Coca-Cola removes 'mum' and 'bub' packaging after backlash

Coca-Cola has stopped the production of all multipack cans with the words 'bub' next to 'mum' on the cardboard packaging after outrage among health professionals, Newshub can reveal.

The 18-can packs say 'share a coke' on the packaging along with 'bub' and 'mum' on the side, sparking backlash for the New Zealand Dental Association (NZDA) who wrote to Coca-Cola last week.

Auckland University marketing expert Bodo Lang was also baffled at the summer marketing campaign and suggested Coca-Cola recall the products.

"Some consumers are disagreeing with the messaging here and I think they're rightly disagreeing with messaging because 'bubs' - small infants - should not be drinking Coca-Cola or any other sugary beverage in their sucker bottles," he told Newshub.

He says it was irresponsible advertising and all 'share a coke' products should be pulled from shelves.

"By withdrawing the message and stopping production, Coca-Cola could regain some of the loss in terms of brand equity since some people will be rightly angry."

Coca-Cola says the company wanted to use "pet names" and "terms of endearment" on the packaging but acknowledged the confusion that came with having the two words next to each other. A Coca-Cola Oceania spokesperson says while 'bub' can be used across all age groups, the word being next to 'mum' may have puzzled people.

"We are disappointed that this oversight was made as we have a long-standing commitment to responsible marketing," the spokesperson says.

"As of today [Thursday], we will stop the production of all multipack cans which have 'bub' next to 'mum' on the cardboard wrap packaging. To ensure this doesn't happen again we will do a deep dive on our approvals process and identify where this has fallen down."

Coca-Cola says it asked Kiwis for suggestions of popular nicknames to use in its campaign and received responses including Bub, Babe, Beau, Lover, Hun, Honeybun, Sweetheart, and Sweetie-pie.
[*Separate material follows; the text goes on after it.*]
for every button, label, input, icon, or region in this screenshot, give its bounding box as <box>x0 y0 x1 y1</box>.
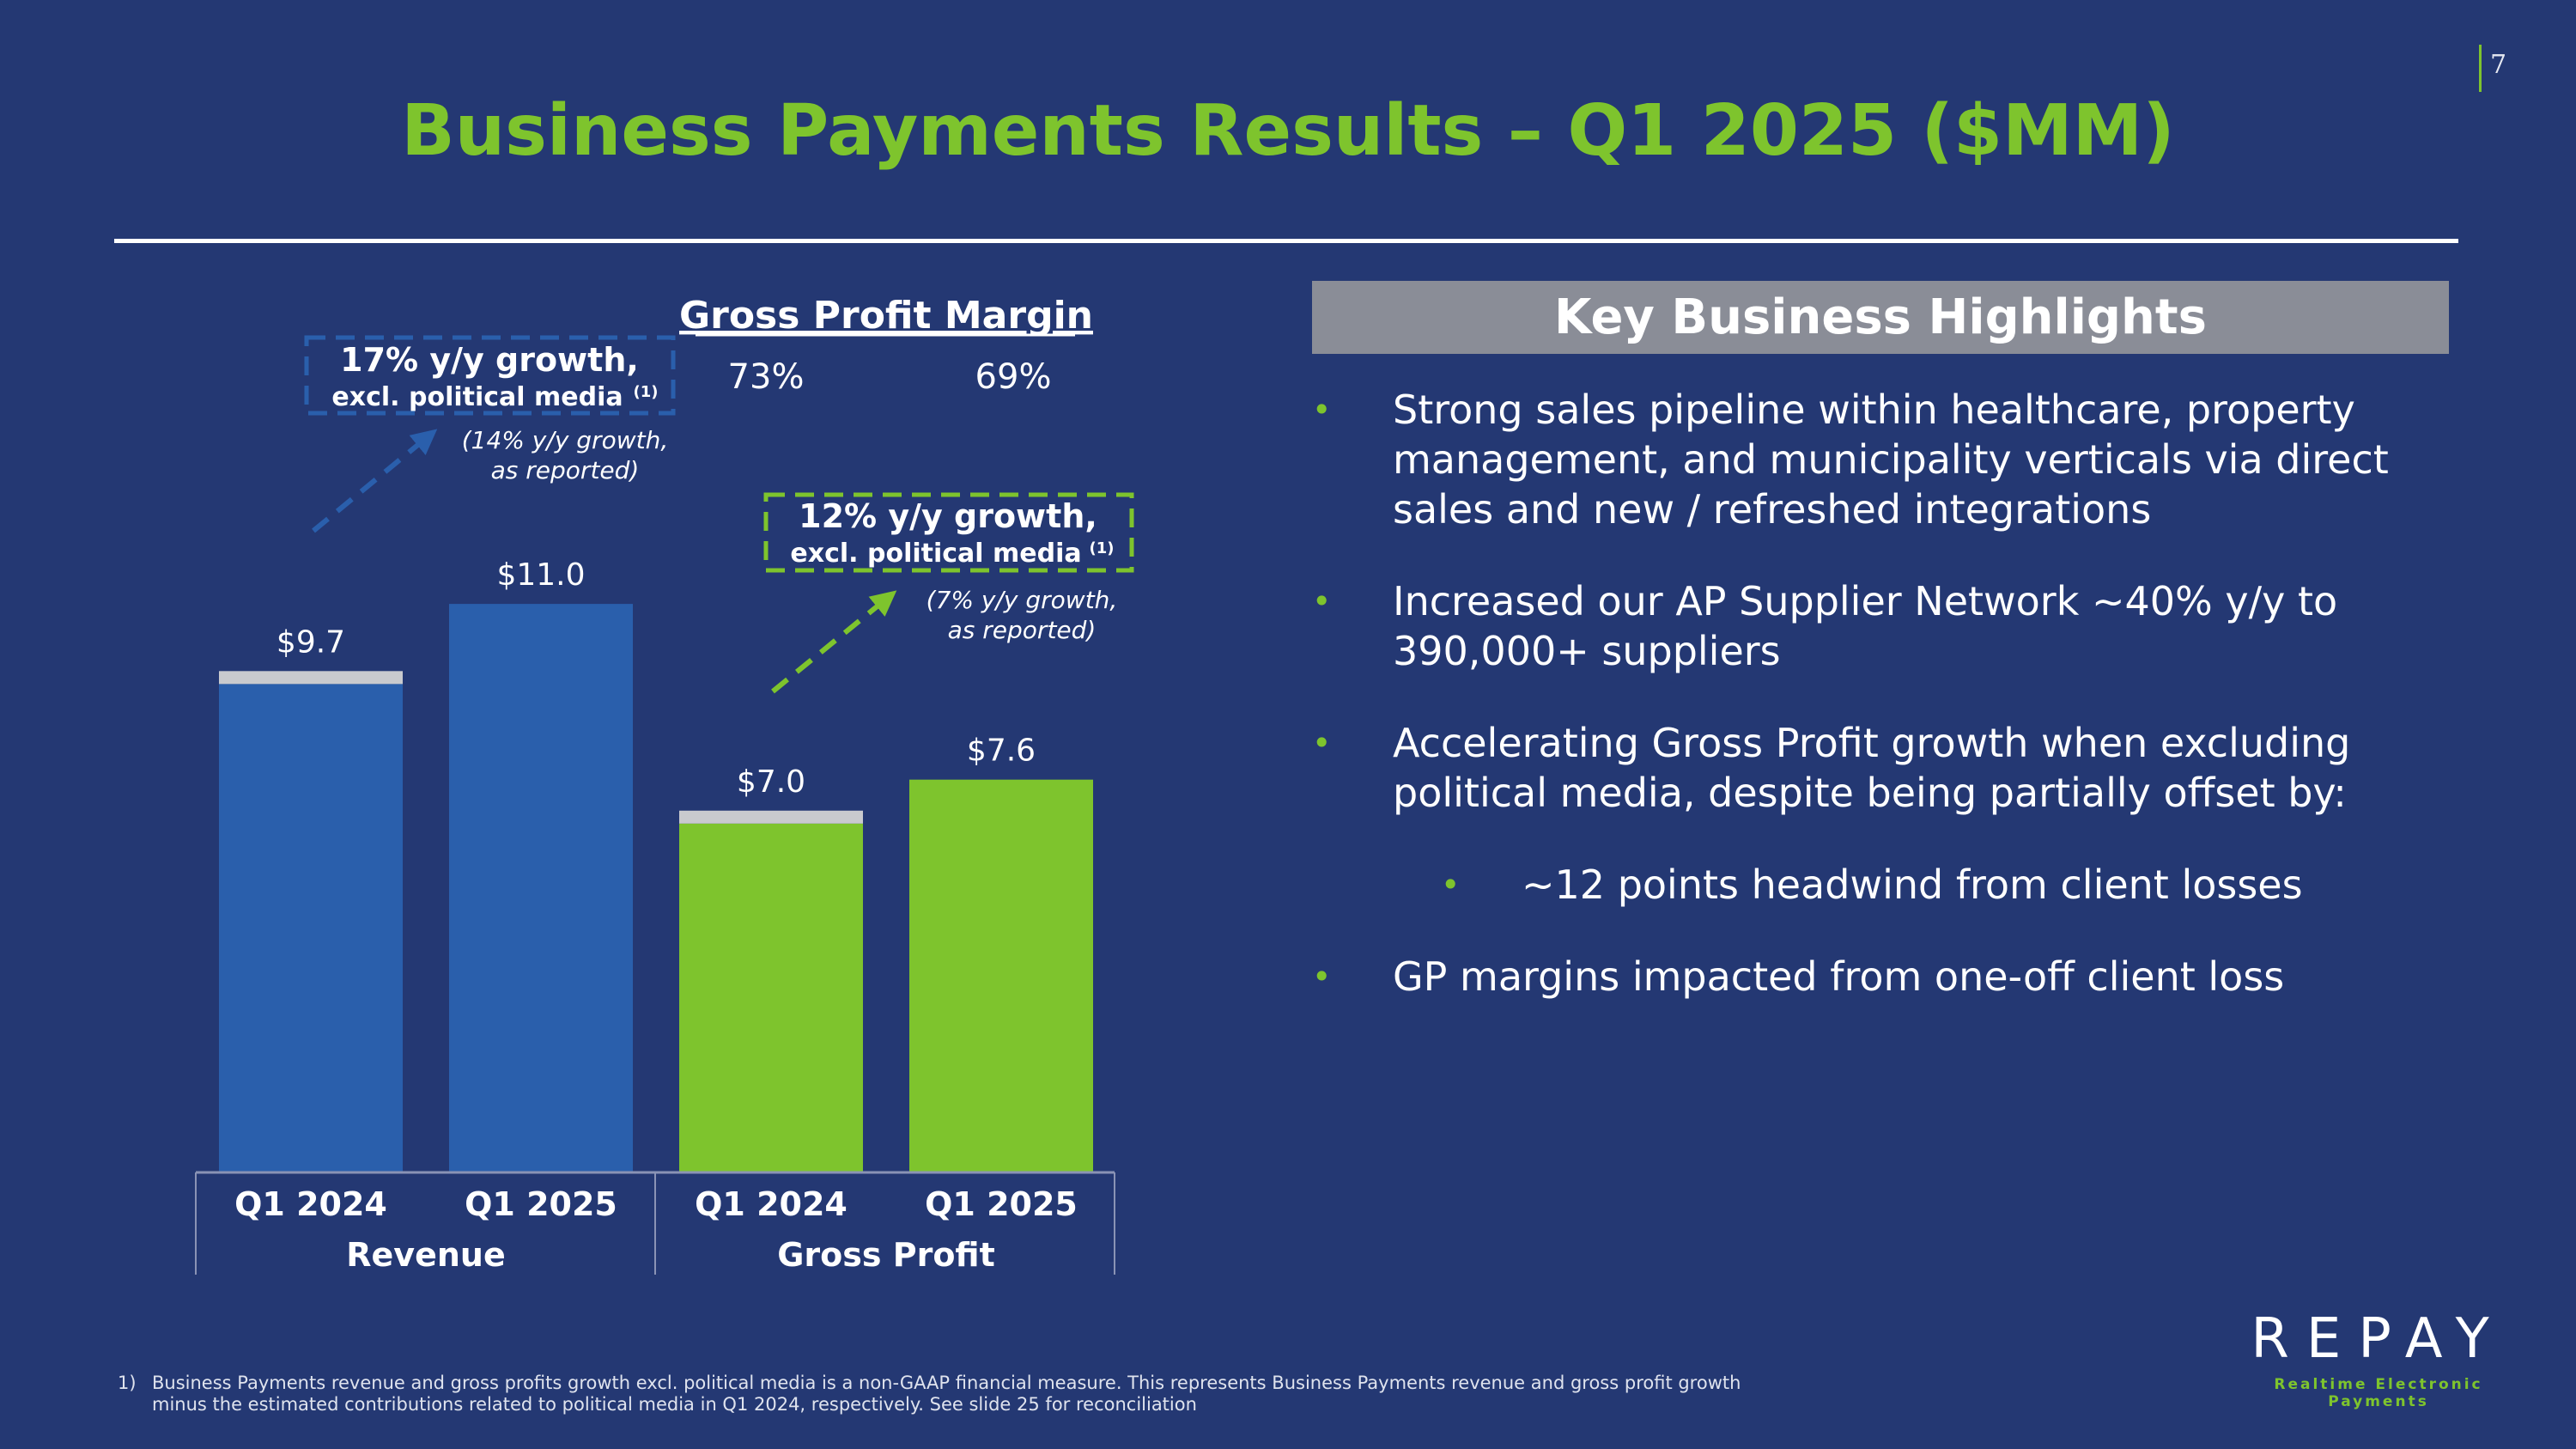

"We acknowledge the confusion and upset our multipack cans cardboard wrap packaging may have caused by having 'bub' next to 'mum,'" says the spokesperson.

The NZDA is now applauding Coca-Cola for taking a positive step.

"Well done to Coke for heeding the concern of the Dental Association and numerous other health organisations around New Zealand," spokesperson Robert Beaglehole told Newshub. "Hats off to Coca-Cola for being proactive in this measure."

Dr Beaglehole.
Dr Beaglehole. Photo credit: The AM Show

But Dr Beaglehole agrees with Lang the product should be completely recalled.

He says the company's decision to conduct a review is important since some of their marketing may be "unduly influencing certain members of society".

"It would be perfectly good of them to get rid of any te Reo Māori names in this because Māori, in particular, consume a lot more sugary drinks than the rest of the population."

Dr Beaglehole says Māori and Pasifika people are "decimated" which makes them more prone to tooth decay as well as type two diabetes and obesity.

"The sugary drink consumption is a socio-economic issue and it's something that Coca-Cola and other sugary drink companies need to be mindful of so that they don't specifically target vulnerable members of the community."

Dr Beaglehole and the NZDA are open critics of Coca-Cola. Earlier this month, he slammed New Zealand director and filmmaker Taika Waititi for directing the company's Christmas advertisement. 

"I felt sick to my stomach," he said of the ad.

"It's a very powerful ad and very clever, and I felt like writing a letter to Taika saying how disappointed I was - particularly from the Māori health equity perspective."